L’Érythrée souhaite redevenir exportatrice

Avec 1 200 kms de côtes donnant sur la Mer Rouge et plus de 350 îles, l'Érythrée dispose de ressources halieutiques importantes. Ce pays africain a d’ailleurs été un exportateur de poissons (des coraux et pélagiques, entiers vidés ou en filets) ainsi que de crevettes, à destination de l'Italie, de l'Allemagne, du Royaume-Uni, des Pays-Bas ou encore de la Grèce. Mais depuis 2007, le volume des exportations est tombé, selon Eurostat, à environ seulement 10 tonnes annuelles. En 2010, le gouvernement de l’Erythrée a donc fait de l’exportation des produits de la mer vers l’Europe une priorité, et ce, alors que le pays a réalisé cette dernière décennie, de lourds investissements en termes de nouvelles usines, de navires ou de sites de débarquements.

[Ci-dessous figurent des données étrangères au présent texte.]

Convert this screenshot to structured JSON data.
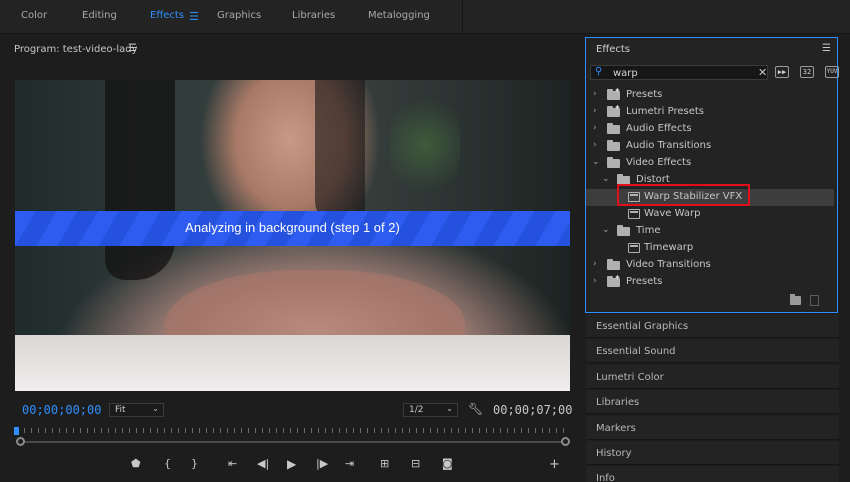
{
  "workspaces": {
    "tabs": [
      "Color",
      "Editing",
      "Effects",
      "Graphics",
      "Libraries",
      "Metalogging"
    ],
    "active": "Effects",
    "accent_color": "#2f8fff"
  },
  "program_monitor": {
    "title": "Program: test-video-lady",
    "menu_icon": "hamburger-icon",
    "overlay_text": "Analyzing in background (step 1 of 2)",
    "overlay_color": "#2e5cf0",
    "timecode_current": "00;00;00;00",
    "timecode_duration": "00;00;07;00",
    "zoom": "Fit",
    "resolution": "1/2",
    "transport_icons": [
      "marker-icon",
      "mark-in-icon",
      "mark-out-icon",
      "go-to-in-icon",
      "step-back-icon",
      "play-icon",
      "step-forward-icon",
      "go-to-out-icon",
      "lift-icon",
      "extract-icon",
      "export-frame-icon",
      "add-button-icon"
    ]
  },
  "effects_panel": {
    "title": "Effects",
    "search_value": "warp",
    "filter_badges": [
      "▶▶",
      "32",
      "YUV"
    ],
    "tree": [
      {
        "label": "Presets",
        "indent": 0,
        "kind": "folder-star",
        "expanded": false
      },
      {
        "label": "Lumetri Presets",
        "indent": 0,
        "kind": "folder-star",
        "expanded": false
      },
      {
        "label": "Audio Effects",
        "indent": 0,
        "kind": "folder",
        "expanded": false
      },
      {
        "label": "Audio Transitions",
        "indent": 0,
        "kind": "folder",
        "expanded": false
      },
      {
        "label": "Video Effects",
        "indent": 0,
        "kind": "folder",
        "expanded": true
      },
      {
        "label": "Distort",
        "indent": 1,
        "kind": "folder",
        "expanded": true
      },
      {
        "label": "Warp Stabilizer VFX",
        "indent": 2,
        "kind": "effect",
        "selected": true
      },
      {
        "label": "Wave Warp",
        "indent": 2,
        "kind": "effect"
      },
      {
        "label": "Time",
        "indent": 1,
        "kind": "folder",
        "expanded": true
      },
      {
        "label": "Timewarp",
        "indent": 2,
        "kind": "effect"
      },
      {
        "label": "Video Transitions",
        "indent": 0,
        "kind": "folder",
        "expanded": false
      },
      {
        "label": "Presets",
        "indent": 0,
        "kind": "folder-star",
        "expanded": false
      }
    ],
    "highlight_color": "#e0101a"
  },
  "side_panels": [
    "Essential Graphics",
    "Essential Sound",
    "Lumetri Color",
    "Libraries",
    "Markers",
    "History",
    "Info"
  ]
}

Le travail du programme SFP visant à l’« Amélioration de l’état sanitaire de la pêche dans les pays ACP et les PTOM », s’inscrit dans cette logique de reconquête des marchés. En février, son expert, M. Frank Hansen, a accompli une mission spécifique d’« Expertise en ingénierie de la réfrigération afin de donner des conseils sur les options en matière de congélation et de stockage de produits congelés en usines ». Cette mission faisait suite à celle menée par John Ryder qui avait préparé le travail en décembre 2009.

Le Ministère des ressources marines érythréen assure le rôle d’Autorité compétente, tandis que la Société nationale de la pêche anime divers sites de transformation dans le pays. Les deux principaux sont Erifish, à Massawa et Eritrean Marine Products Company (EMPC) a Asmara.

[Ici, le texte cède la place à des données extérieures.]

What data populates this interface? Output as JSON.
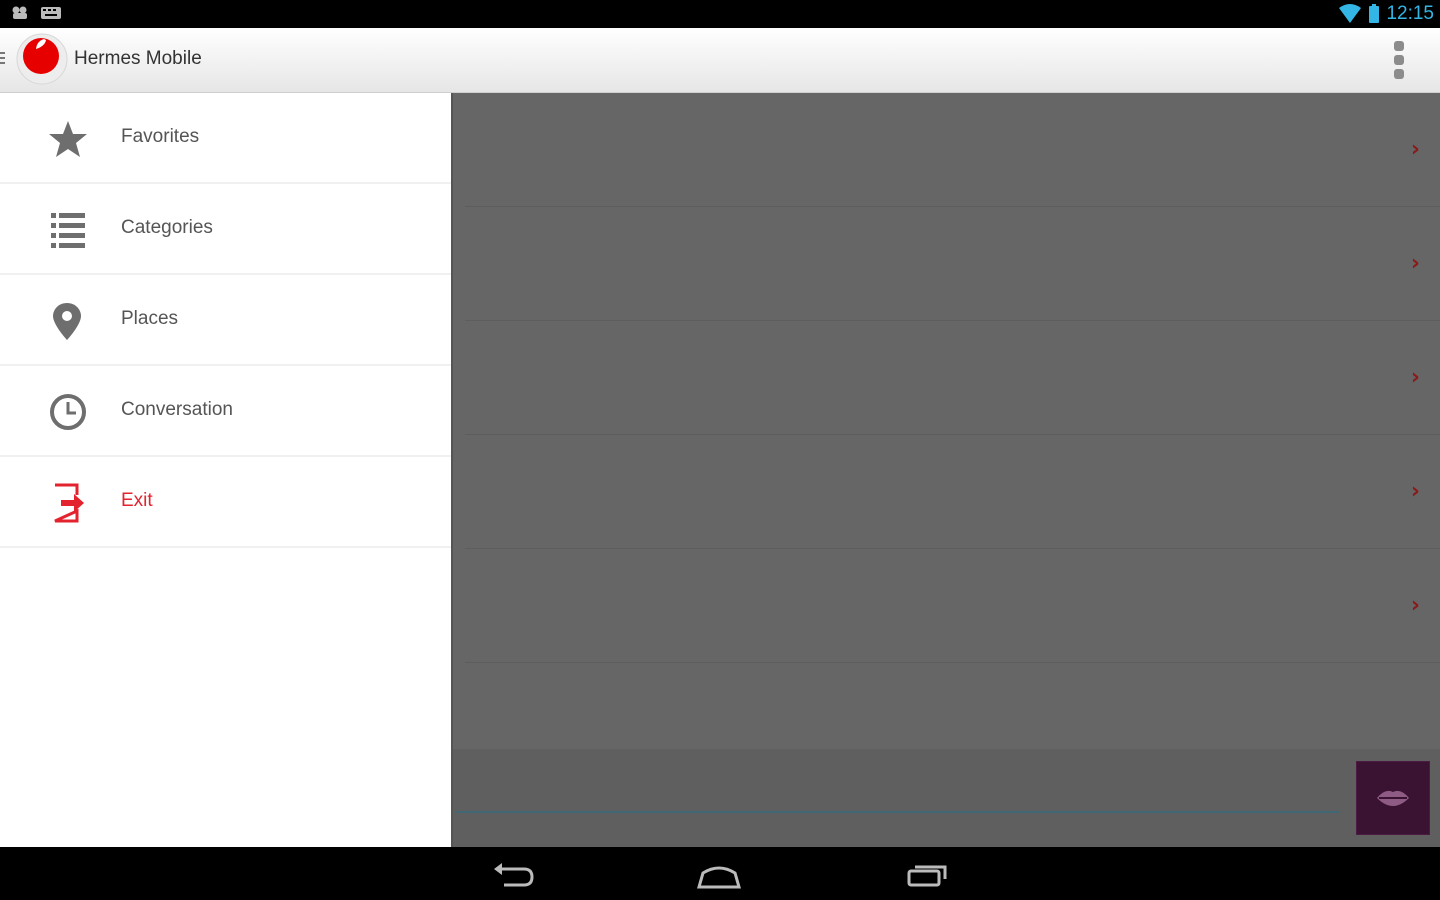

L’essentiel de la mission a porté sur le premier. Le but était d’aider ce site à optimiser ses besoins en énergie, en se concentrant spécialement sur la réhabilitation et la modernisation de la technologie de congélation. L’usine, qui avait reçu récemment du nouveau matériel, a fait l’objet d’une inspection technique minutieuse de la part de M. Frank Hansen, guidé par les techniciens locaux. Elle a permis d’identifier certains problèmes sur le matériel de refroidissement par eau, la machine à glace, le magasin de stockage ou encore le système de production de froid, et de proposer soit des solutions immédiates, soit une liste de matériel à acquérir. Ces recommandations permettront d’améliorer les systèmes existants et d’élaborer un plan d'optimisation de l'énergie.

Une visite à l’usine d’Asmara a aussi été l’opportunité pour l’expert de formuler des recommandations quant à un projet d’extension du site, sur l'achat de matériel IQF (Individual Quick Freezing) et sur l'installation de machine à glace.

Pour conclure ces visites sur le terrain, un atelier d’une journée a réuni seize membres du personnel technique des usines de la Société nationale de la pêche. L’atelier s’est concentré sur la théorie et la technologie du refroidissement, les composantes des systèmes de réfrigération mais aussi le rendement d’énergie ainsi que les aspects environnementaux.

« Dans l'ensemble le niveau de maintenance des usines est plutôt faible, indique M. Frank Hansen dans son rapport de mission. Pour deux principales raisons : il n’existe pas ou peu d’accès aux pièces de rechange car il n'y a pas de stockage de pièces en Érythrée. Ensuite, le personnel manque de formation à la maintenance des équipements ». La création d’une logistique de pièces de rechange (incluant des consommables comme l'huile du compresseur et des réfrigérants) et la mise en place de formations, figurent donc parmi ses recommandations finales.

Particulièrement intéressée par cette mission, l’Autorité compétente érythréenne a exprimé son souhait de recevoir une aide similaire pour les autres installations de la Société nationale de la pêche.